Bu arada duyduğum hışırtılara bakılırsa Dr. L. kızına sarılmış olmalıydı. "Sen doğru olanı yaptın Kat," dedi. "Hiçbir şey senden daha önemli değil."

"Ama Ruby haklı. Onların burada olduğu ortaya çık..."

"Bunu bana bırak Kat. Bir şeyler düşüneceğim."

Kat ikna olmamış gibiydi. Ben kafesimin içini karış karış tarar, bir çıkış yolu bulmaya çalışırken o da sıkıntıyla nefes verdi. "Anne... ya bu durumu kendi lehimize çevirebilirsek? O adam oğulları için neler verir düşünsene? İhtiyacımız olan tüm malzemeyi tek seferde alabiliriz."

İstemsizce durdum. Doktorun bu korkunç fikre vereceği cevap tüm ilgimi çekmişti.

"Sen o adamı tanımıyorsun Kat," dedi Dr. L. "Ama ben gayet iyi tanıyorum. Noah pazarlık yapmaz. Bir şey ister ve onu elde eder. Hayır, onunla asla masaya oturamayız. Bu işi benim yöntemimle halledeceğiz."

Kat'in annesine o yöntemin ne olduğunu sormasını bekledim. Ama konuşma bitmişti. "Git ve oğlanları kontrol et," dedi doktor. "Sonra da Flame'e yardım edersin. Ben ofisimde olacağım."

Kat bir şey diyecektiyse de annesi buna izin vermemiş, kızını ardında bırakıp vagondan çıkmıştı. Sarı saçları omuzlarına dökülen, kırklı yaşlarında, güzel bir kadındı. Dimdik duruşuyla ve doktor önlüğüyle bu dünyaya değil de Ark'ın gösterişli akademilerinden birine ait gibiydi. Ray boyunca ilerleyip gözden kaybolana kadar onu izledim. Ama sonra, günümü zehreden baş belası kedi vagonun kapısında belirmişti. Ben hala ilaç yüzünden puslu görüyordum, oysa onun kedi gözleri anında beni yakalamıştı. Düşmanını ayakta görmeyi beklemediği hemen savunma moduna geçen bedeninden belliydi. Temkinli adımlarla platforma doğru ilerlerken bir eli kemerindeki silahtaydı. Gözleri bir an solumdaki kafese kaydıysa da hemen bana çevrilmişti yeniden.

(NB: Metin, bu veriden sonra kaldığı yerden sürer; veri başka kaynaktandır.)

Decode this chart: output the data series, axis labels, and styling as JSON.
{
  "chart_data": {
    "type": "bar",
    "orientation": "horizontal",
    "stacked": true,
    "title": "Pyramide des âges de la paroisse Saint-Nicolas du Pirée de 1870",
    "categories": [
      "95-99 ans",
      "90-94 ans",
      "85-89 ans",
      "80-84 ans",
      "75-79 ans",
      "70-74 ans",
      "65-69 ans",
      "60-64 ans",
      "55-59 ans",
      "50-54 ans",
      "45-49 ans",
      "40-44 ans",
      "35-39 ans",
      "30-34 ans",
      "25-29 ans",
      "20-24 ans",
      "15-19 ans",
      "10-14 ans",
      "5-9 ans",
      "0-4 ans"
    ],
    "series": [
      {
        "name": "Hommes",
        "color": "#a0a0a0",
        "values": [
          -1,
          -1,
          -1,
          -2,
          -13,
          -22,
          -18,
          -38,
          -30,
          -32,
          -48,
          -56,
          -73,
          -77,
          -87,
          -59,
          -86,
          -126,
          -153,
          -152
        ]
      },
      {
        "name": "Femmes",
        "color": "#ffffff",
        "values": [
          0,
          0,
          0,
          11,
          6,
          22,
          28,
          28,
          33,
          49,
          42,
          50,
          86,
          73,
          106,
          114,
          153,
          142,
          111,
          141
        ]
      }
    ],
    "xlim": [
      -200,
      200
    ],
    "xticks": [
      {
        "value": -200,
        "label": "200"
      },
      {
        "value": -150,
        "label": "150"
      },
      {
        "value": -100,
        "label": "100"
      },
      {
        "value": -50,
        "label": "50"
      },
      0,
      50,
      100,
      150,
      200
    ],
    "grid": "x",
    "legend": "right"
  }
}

İlk hamleyi düşmanımın yapması için sessizce bekledim. Ama o da aynı şeyi düşünüyor olsa gerek camın önüne geldiği halde ağzını açmamıştı. Onunla mücadele ederken ne kadar genç olduğunu fark etmemiştim, ama en fazla Lee'nin yaşlarında olmalıydı Kat. Nasıl öyle dövüşmeyi öğrenmişti, bu çöplükte ne yapıyordu bilmiyordum. Öyle bir bakıyordu ki suratıma, sanki yeterince derine inerse bende ne yanlışlık olabileceğini görecekti. Ona asıl yanlışlığın kendinde, etrafındaki insanlarda ve bu garip mekanda olduğunu söylemek istedim. Ne yazık ki şartlar bu konuşmayı yapmak için lehime sayılmazdı.

Yine de beklemek katlanılmaz olduğunda sessizliği bozan ben oldum. "Lee'yi gerçekten sen mi kurtardın?"

Kat'in bana doğru cevabı vereceğini düşünmek fazla iyimserdi sanırım. Hele de çatık kaşları altından böyle nefretle bakarken. Zaten sözlerimin karşılığı ondan değil, platformun ötesinde beliren Doktor L.'den gelmişti.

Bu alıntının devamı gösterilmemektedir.